Even though hematopoietic stem cell (HSC) dysfunction is presumed in MDS, the exact nature of quantitative and qualitative alterations is unknown. We conducted a study of phenotypic and molecular alterations in highly fractionated stem and progenitor populations in a variety of MDS subtypes. We observed an expansion of the phenotypically primitive long-term HSC (Lineage-/CD34+/CD38-/CD90+) in MDS, which was most pronounced in higher risk cases. These MDS HSC demonstrated dysplastic clonogenic activity. Examination of progenitors revealed that lower risk MDS is characterized by expansion of phenotypic common myeloid progenitors, while higher risk cases revealed expansion of granulocyte-monocyte progenitors.

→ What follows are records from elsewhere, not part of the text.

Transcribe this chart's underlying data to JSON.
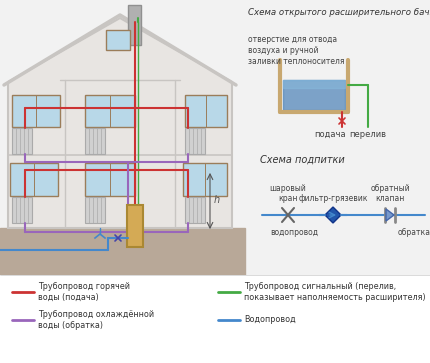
{
  "title": "Схема открытого расширительного бачка",
  "title2": "Схема подпитки",
  "bg_color": "#f2f2f2",
  "wall_fc": "#e8e5e2",
  "wall_ec": "#c8c5c2",
  "roof_ec": "#c8c5c2",
  "ground_color": "#b8a898",
  "win_c": "#b8d8e8",
  "win_f": "#9b7d5a",
  "rad_color": "#d0d0d0",
  "rad_ec": "#aaaaaa",
  "chimney_color": "#b0b0b0",
  "chimney_ec": "#909090",
  "boiler_color": "#d4aa55",
  "boiler_ec": "#aa8833",
  "pipe_hot": "#cc3333",
  "pipe_cold": "#9966bb",
  "pipe_signal": "#44aa44",
  "pipe_water": "#4488cc",
  "tank_body": "#c8a870",
  "tank_water": "#5588bb",
  "legend_items": [
    {
      "color": "#cc3333",
      "label": "Трубопровод горячей\nводы (подача)"
    },
    {
      "color": "#9966bb",
      "label": "Трубопровод охлаждённой\nводы (обратка)"
    },
    {
      "color": "#44aa44",
      "label": "Трубопровод сигнальный (перелив,\nпоказывает наполняемость расширителя)"
    },
    {
      "color": "#4488cc",
      "label": "Водопровод"
    }
  ],
  "tank_label_top": "отверстие для отвода\nвоздуха и ручной\nзаливки теплоносителя",
  "tank_label_feed": "подача",
  "tank_label_overflow": "перелив",
  "makeup_label_filter": "фильтр-грязевик",
  "makeup_label_ball": "шаровый\nкран",
  "makeup_label_check": "обратный\nклапан",
  "makeup_label_water": "водопровод",
  "makeup_label_return": "обратка",
  "h_label": "h"
}
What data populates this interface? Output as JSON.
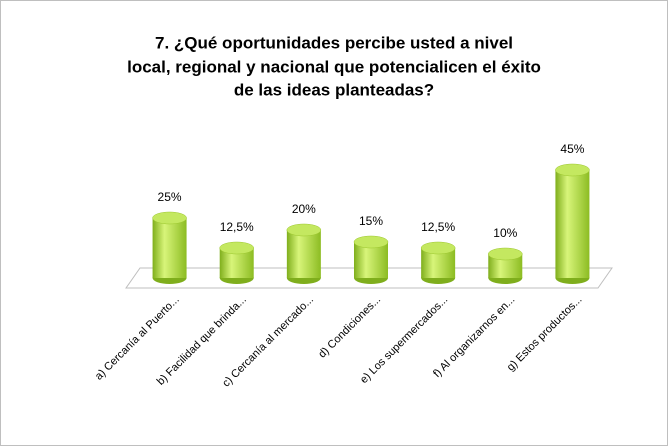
{
  "chart_data": {
    "type": "cylinder",
    "title": [
      "7. ¿Qué oportunidades percibe usted a nivel",
      "local, regional y nacional que potencialicen el éxito",
      "de las ideas planteadas?"
    ],
    "categories": [
      "a) Cercanía al Puerto...",
      "b) Facilidad que brinda...",
      "c) Cercanía al mercado...",
      "d) Condiciones...",
      "e) Los supermercados...",
      "f) Al organizarnos en...",
      "g) Estos productos..."
    ],
    "values": [
      25,
      12.5,
      20,
      15,
      12.5,
      10,
      45
    ],
    "value_labels": [
      "25%",
      "12,5%",
      "20%",
      "15%",
      "12,5%",
      "10%",
      "45%"
    ],
    "color": "#a6d13a",
    "ylim": [
      0,
      45
    ]
  }
}
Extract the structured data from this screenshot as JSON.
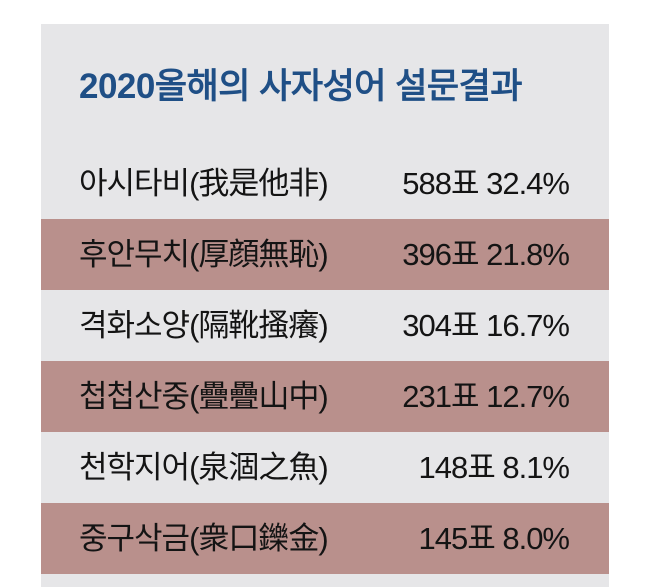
{
  "survey": {
    "title": "2020올해의 사자성어 설문결과",
    "rows": [
      {
        "label": "아시타비(我是他非)",
        "value": "588표 32.4%",
        "shaded": false
      },
      {
        "label": "후안무치(厚顔無恥)",
        "value": "396표 21.8%",
        "shaded": true
      },
      {
        "label": "격화소양(隔靴搔癢)",
        "value": "304표 16.7%",
        "shaded": false
      },
      {
        "label": "첩첩산중(疊疊山中)",
        "value": "231표 12.7%",
        "shaded": true
      },
      {
        "label": "천학지어(泉涸之魚)",
        "value": "148표 8.1%",
        "shaded": false
      },
      {
        "label": "중구삭금(衆口鑠金)",
        "value": "145표 8.0%",
        "shaded": true
      }
    ]
  },
  "colors": {
    "title": "#1f4f86",
    "panel": "#e6e6e8",
    "row_shade": "#b9908c",
    "text": "#141414"
  }
}
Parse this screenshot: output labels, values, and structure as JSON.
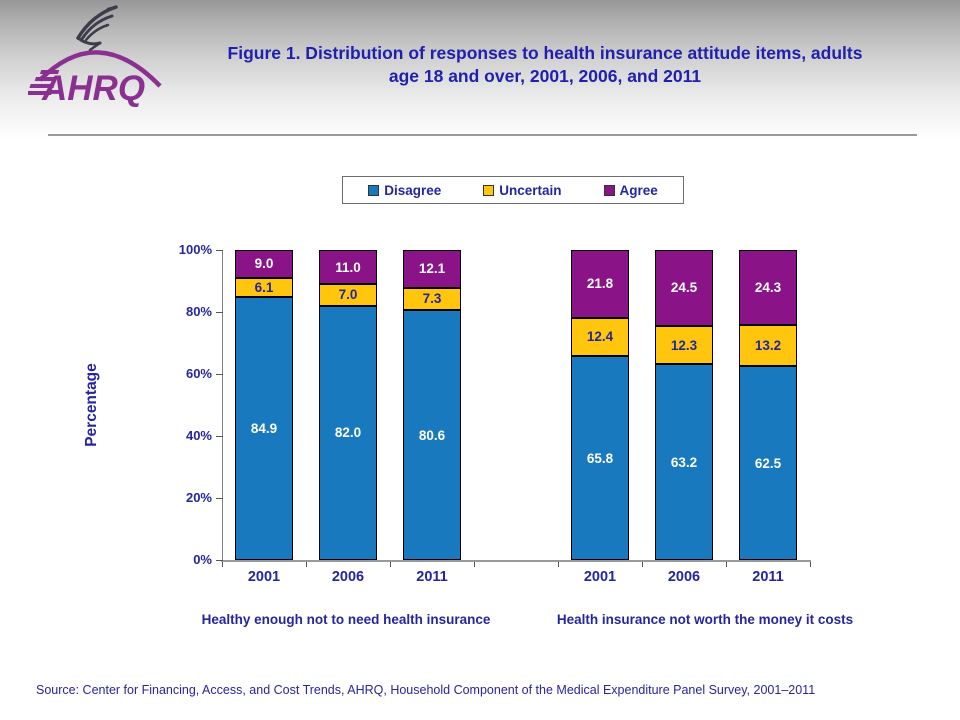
{
  "header": {
    "title": "Figure 1. Distribution of responses to health insurance attitude items, adults age 18 and over, 2001, 2006, and 2011",
    "logo_text": "AHRQ"
  },
  "chart_data": {
    "type": "bar",
    "stacked": true,
    "ylabel": "Percentage",
    "ylim": [
      0,
      100
    ],
    "y_tick_values": [
      0,
      20,
      40,
      60,
      80,
      100
    ],
    "y_tick_labels": [
      "0%",
      "20%",
      "40%",
      "60%",
      "80%",
      "100%"
    ],
    "legend_position": "top",
    "grid": false,
    "groups": [
      {
        "label": "Healthy enough not to need health insurance",
        "categories": [
          "2001",
          "2006",
          "2011"
        ]
      },
      {
        "label": "Health insurance not worth the money it costs",
        "categories": [
          "2001",
          "2006",
          "2011"
        ]
      }
    ],
    "series": [
      {
        "name": "Disagree",
        "color": "#1879BF",
        "label_color": "#FFFFFF",
        "values": [
          [
            84.9,
            82.0,
            80.6
          ],
          [
            65.8,
            63.2,
            62.5
          ]
        ]
      },
      {
        "name": "Uncertain",
        "color": "#FFC60D",
        "label_color": "#2525A0",
        "values": [
          [
            6.1,
            7.0,
            7.3
          ],
          [
            12.4,
            12.3,
            13.2
          ]
        ]
      },
      {
        "name": "Agree",
        "color": "#8A1388",
        "label_color": "#FFFFFF",
        "values": [
          [
            9.0,
            11.0,
            12.1
          ],
          [
            21.8,
            24.5,
            24.3
          ]
        ]
      }
    ]
  },
  "source": "Source: Center for Financing, Access, and Cost Trends, AHRQ, Household Component of the Medical Expenditure Panel Survey,  2001–2011",
  "colors": {
    "title_text": "#2020B0",
    "body_text": "#2525A0",
    "logo_purple": "#8A3090",
    "axis_gray": "#999999"
  }
}
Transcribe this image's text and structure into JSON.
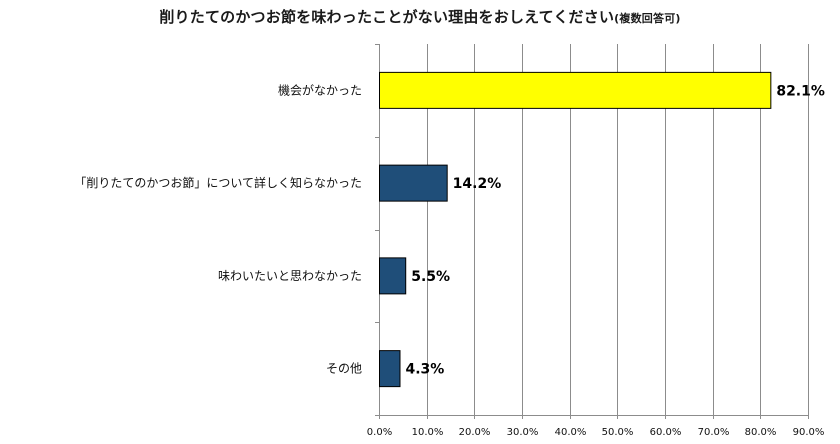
{
  "title": {
    "main": "削りたてのかつお節を味わったことがない理由をおしえてください",
    "note": "(複数回答可)"
  },
  "chart_data": {
    "type": "bar",
    "orientation": "horizontal",
    "title": "削りたてのかつお節を味わったことがない理由をおしえてください(複数回答可)",
    "categories": [
      "機会がなかった",
      "「削りたてのかつお節」について詳しく知らなかった",
      "味わいたいと思わなかった",
      "その他"
    ],
    "values": [
      82.1,
      14.2,
      5.5,
      4.3
    ],
    "value_labels": [
      "82.1%",
      "14.2%",
      "5.5%",
      "4.3%"
    ],
    "bar_colors": [
      "#FFFF00",
      "#1F4E79",
      "#1F4E79",
      "#1F4E79"
    ],
    "xlim": [
      0,
      90
    ],
    "x_ticks": [
      0,
      10,
      20,
      30,
      40,
      50,
      60,
      70,
      80,
      90
    ],
    "x_tick_labels": [
      "0.0%",
      "10.0%",
      "20.0%",
      "30.0%",
      "40.0%",
      "50.0%",
      "60.0%",
      "70.0%",
      "80.0%",
      "90.0%"
    ],
    "xlabel": "",
    "ylabel": "",
    "grid": true,
    "legend": "none"
  }
}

Genome-wide analysis of sorted MDS HSC revealed widespread methylomic and transcriptomic alterations. STAT3 was an aberrantly hypomethylated and overexpressed target that was validated by an independent cohort and found to be functionally relevant in MDS HSC. FISH analysis demonstrated that a very high percentage of MDS HSC (92%+/-4%) carry cytogenetic abnormalities. Longitudinal analysis in a patient treated with 5-azacytidine revealed that karyotypically abnormal HSC persist even during complete morphological remission, and that expansion of clonotypic HSC precedes clinical relapse. This study demonstrates that stem and progenitor cells in MDS are characterized by stage specific expansions and contain epigenetic and genetic alterations.